One of the interesting challenges to teaching CS or VB is the lack of experienced colleagues to sit down with and discuss issues with.  If I want to discuss math curriculum or how to teach a math topic I have two experienced colleagues in the building.  Blogs and chat rooms are somewhat lacking, you never know who you are talking to and it is sometimes difficult to describe the problem or generate it consistently. I can usually figure things out if I get the time but time is something most classroom teachers do not have a lot of floating around.

Speaking of time I now have to go figure out how to run a Mac.  My advanced class is going to try to write an iPod touch app with something called Corona from Anscamobile.com.  Should be interesting.

Anybody know what a “technology school” is?

January 10, 2011

We are a private K-12 school. As such we have to compete with the free public schools for students.
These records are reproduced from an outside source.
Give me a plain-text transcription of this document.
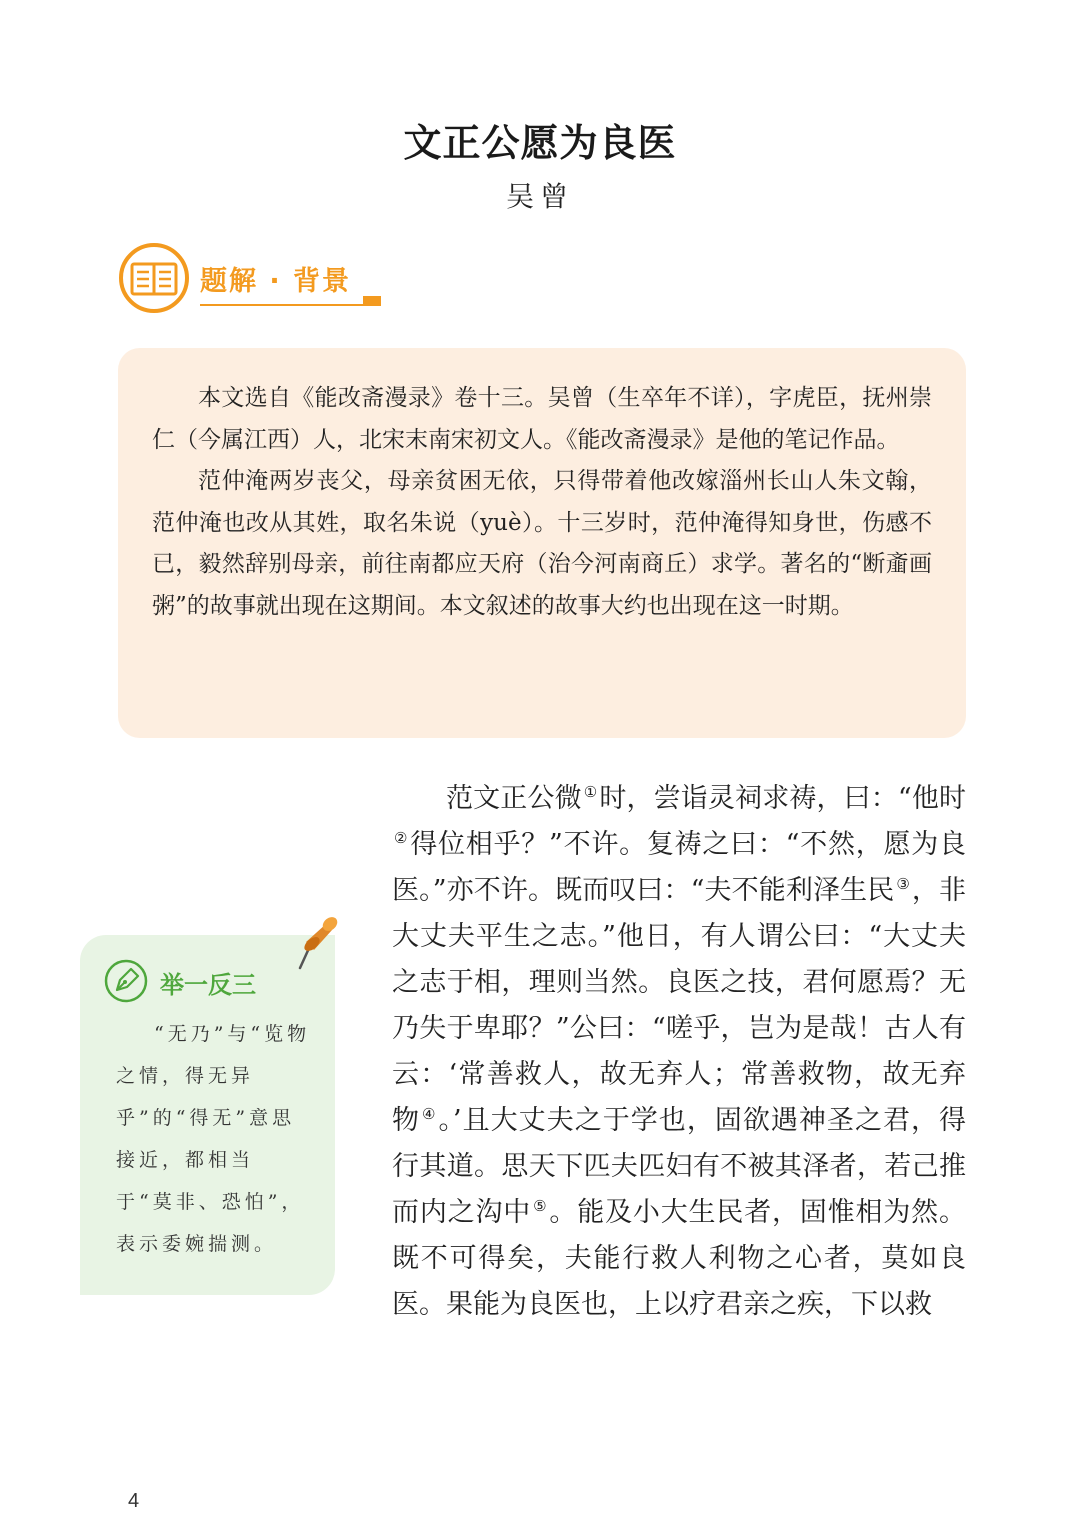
文正公愿为良医
吴曾
题解 · 背景

本文选自《能改斋漫录》卷十三。吴曾（生卒年不详），字虎臣，抚州崇仁（今属江西）人，北宋末南宋初文人。《能改斋漫录》是他的笔记作品。

范仲淹两岁丧父，母亲贫困无依，只得带着他改嫁淄州长山人朱文翰，范仲淹也改从其姓，取名朱说（yuè）。十三岁时，范仲淹得知身世，伤感不已，毅然辞别母亲，前往南都应天府（治今河南商丘）求学。著名的“断齑画粥”的故事就出现在这期间。本文叙述的故事大约也出现在这一时期。

举一反三
“无乃”与“览物之情，得无异乎”的“得无”意思接近，都相当于“莫非、恐怕”，表示委婉揣测。
范文正公微 ①时，尝诣灵祠求祷，曰：“他时②得位相乎？”不许。复祷之曰：“不然，愿为良医。”亦不许。既而叹曰：“夫不能利泽生民 ③，非大丈夫平生之志。”他日，有人谓公曰：“大丈夫之志于相，理则当然。良医之技，君何愿焉？无乃失于卑耶？”公曰：“嗟乎，岂为是哉！古人有云：‘常善救人，故无弃人；常善救物，故无弃物 ④。’且大丈夫之于学也，固欲遇神圣之君，得行其道。思天下匹夫匹妇有不被其泽者，若己推而内之沟中 ⑤。能及小大生民者，固惟相为然。既不可得矣，夫能行救人利物之心者，莫如良医。果能为良医也，上以疗君亲之疾，下以救
4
Academically we are more than competitive. If you graduate from here, and did not goof off too much, you will have the academic background to attend any university of your choice. For many parents and kids this is a pretty big attractor to attend here. But given the present state of the economy we need to have something that will get parents lined up at the door trying to give us the $8000 per kid tuition.

Wishing to increase our attractiveness, one of the administrators has decided we need to be known as the “technology school” to increase enrolment. Personally, I think it is a great idea. After all, I am the school tech dude and I love tech stuff so of course I am going to love the idea. My only question is; what is a “technology school”? Does this mean a 1-to-1 laptop ratio, or four years of computer science is offered in the high school, or every classroom has a Smartboard and a teacher that knows how to use it? Or is there some other property that makes a “technology school”?

I am not quite sure the administrator realizes what would be required to implement any of just those three in money or labor. School technology is not plug-and-play. We have a teacher that uses a Smartboard regularly. He figures it took him about three years to get his curriculum rewritten so its use is justified and it is not just a big expensive mouse. We have kids who bring laptops into the school. We have teacher comments ranging from “terrific, I wish they all had them” to “we cannot have that”. I figure a curriculum re-write to take advantage of a 1-to-1 laptop ratio would require lots of staff time ($$), lots of staff commitment and re-education, and some major infrastructure upgrades ($$). The Microsoft sponsored School of the Future in Philadelphia had some major teething issues and that was with some major money and some major tech support.

So many school technology spending projects are so poorly thought out or implemented that the end result is only money wasted. Hanging a Smartboard on the wall and telling the teacher “here it is” is fiscally irresponsible. With our budget, fiscal irresponsibility is simply not something we can tolerate. So figuring out what a “technology school” is and how much it would cost to be one is not trivial.